Il y a d'abord qui intrigue le décalage dont parle le titre : la photographie est habituellement appréciée pour son immédiateté et son instantanéité plutôt que pour les retards qui seraient éventuellement les siens et dont il est ici question. De même l'aspect « légendaire » de la photographie n'a rien d'évident, sauf à envisager celle-ci sous l'angle de ses à-côtés légendés, c'est-à-dire commentés, seconds. Assumer d'emblée ce décalage du titre est pour l'auteur une façon de placer son livre sous le signe de l'inattendu, et pour cela nous ne serons pas déçus. Il s'agit là en effet d'un tout premier livre mais d'une étonnante maturité, écrit par un poète absolument inconnu, dont l'écriture provoque aussitôt un effet de surprise par son côté inouï (ne ressemblant à rien de déjà lu), voire parfaitement étrange. Je cite le début du premier poème du recueil pour donner tout de suite à entendre de quelle étrangeté je veux parler :

l'histoire brûle à froid,

concessions, braises enneigées,

l'apparition d'une île :

sa base dans l'infinie eau  

semble consolation,

et pressentiment des pannes

du projecteur, il pousse

limites de l'image,

dans les draps du naufrage,

fiction accostée sur des ombres

définitives, sablées de suie, […]

On voit bien (du moins autant qu'on le puisse) ce que les associations verbales ici peuvent avoir a priori de déroutant. Assez vite pourtant une certaine unité lexicale et thématique se dessine et vient ralentir le flux du poème, la rapidité apparente de sa syntaxe et de ses rapprochements lexicaux. Alors en effet la bousculade des images devient plus lisse, les à-coups du poème s'estompent et c'est la lenteur qui domine dans la tonalité des poèmes, quelque chose d'assourdi et de triste même, qui serait du côté, oui, d'un retard légendaire. Si légendaire il y a, ce n'est aucunement comme présence d'un merveilleux, d'un surréel, d'un autre monde en ce monde qui l'enchanterait, mais un légendaire qui serait à entendre comme un léger décalage justement dans l'appréciation du monde, un déplacement, un pas de côté des choses vers leur nature langagière, comme si celles-ci étaient vues toujours à travers le prisme de la lecture. Le légendaire serait donc l'épaisseur du langage dans le monde, cette dimension qui gêne et permet à la fois sa saisie, le poids des mots dans le choc étouffé de la photographie, si l'on peut dire, il serait ce décalage naturel et l'imperceptible marche qui freine, amortit et fait trébucher le cours du monde. Pas de merveilleux ici, mais du fantomatique, oui, autant qu'on en voudra. Quelque chose en effet ici voile le monde, c'est-à-dire le couvre d'un drap et le voile à la façon dont le serait une roue, faussée et devenue à soi-même étrangère, dérangeante, boiteuse et grinçante légèrement ainsi que le sont les poèmes qui décrivent ce monde.

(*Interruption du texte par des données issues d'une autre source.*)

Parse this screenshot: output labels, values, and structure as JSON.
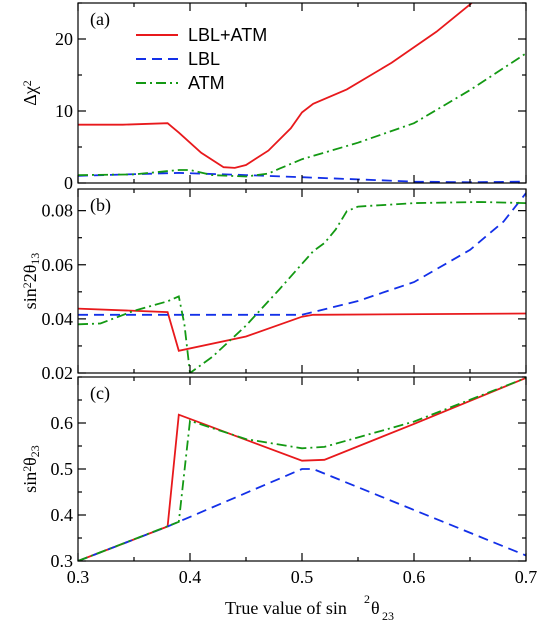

L'étrangeté des poèmes provient aussi peut-être de ce qu'ils semblent mettre sur un même plan – en une sorte d'à-plat ontologique ou de perspective métaphysique écrasante – des réalités fort éloignées, les unes les plus concrètes et solides, les autres les plus abstraites et subjectives. Sur un même plan et comme dans un même plan cinématographique, qui durerait, avec travelling. Le regard serait ici en plongée, en longue focale : il aplatit tout et resserre, insère à toutes forces dans un cadre qui semble aspirer en permanence son hors-champ. Le poème est comme un tourbillon glacé : il absorbe toutes choses et en annule les reliefs. Ainsi matières et souvenirs, choses et sentiments, êtres et désirs se confondent, mais non pas en vue de former une unité au bout de leur réunion, au contraire : en gardant à part eux leur irréductible étrangeté. Le poète n'englobe jamais ces différents éléments dans une vision qui les dégagerait de la gangue de leur quant-à-soi, dans un propos qui les sauverait : il les laisse se mélanger ou s'opposer sur la page, sur le papier argentique de son poème. En quelque sorte il les livre à la promiscuité, en une sorte d'exercice de chimie amusante et perverse. Il y a là comme une passion triste et une profonde mélancolie qui semblent naître d'une équivalence établie entre toutes les choses et notamment entre la représentation du monde et l'évanescence de celui-ci : « L'image apparaît parmi les choses, puis s'efface aussi soudainement que la grande jouissance des corps émus avec ensemble. » Dans l'une des plus belles séquences du livre, « Les repentirs », chaque poème est la variante du précédent, sa reprise glissée vers toujours plus d'inconnu, sa dérive initiée par la proximité des mots, comme si ceux-ci étaient d'un poème à l'autre l'objet d'une contamination ou d'une coulure de peinture qui les feraient se rejoindre par leur effacement.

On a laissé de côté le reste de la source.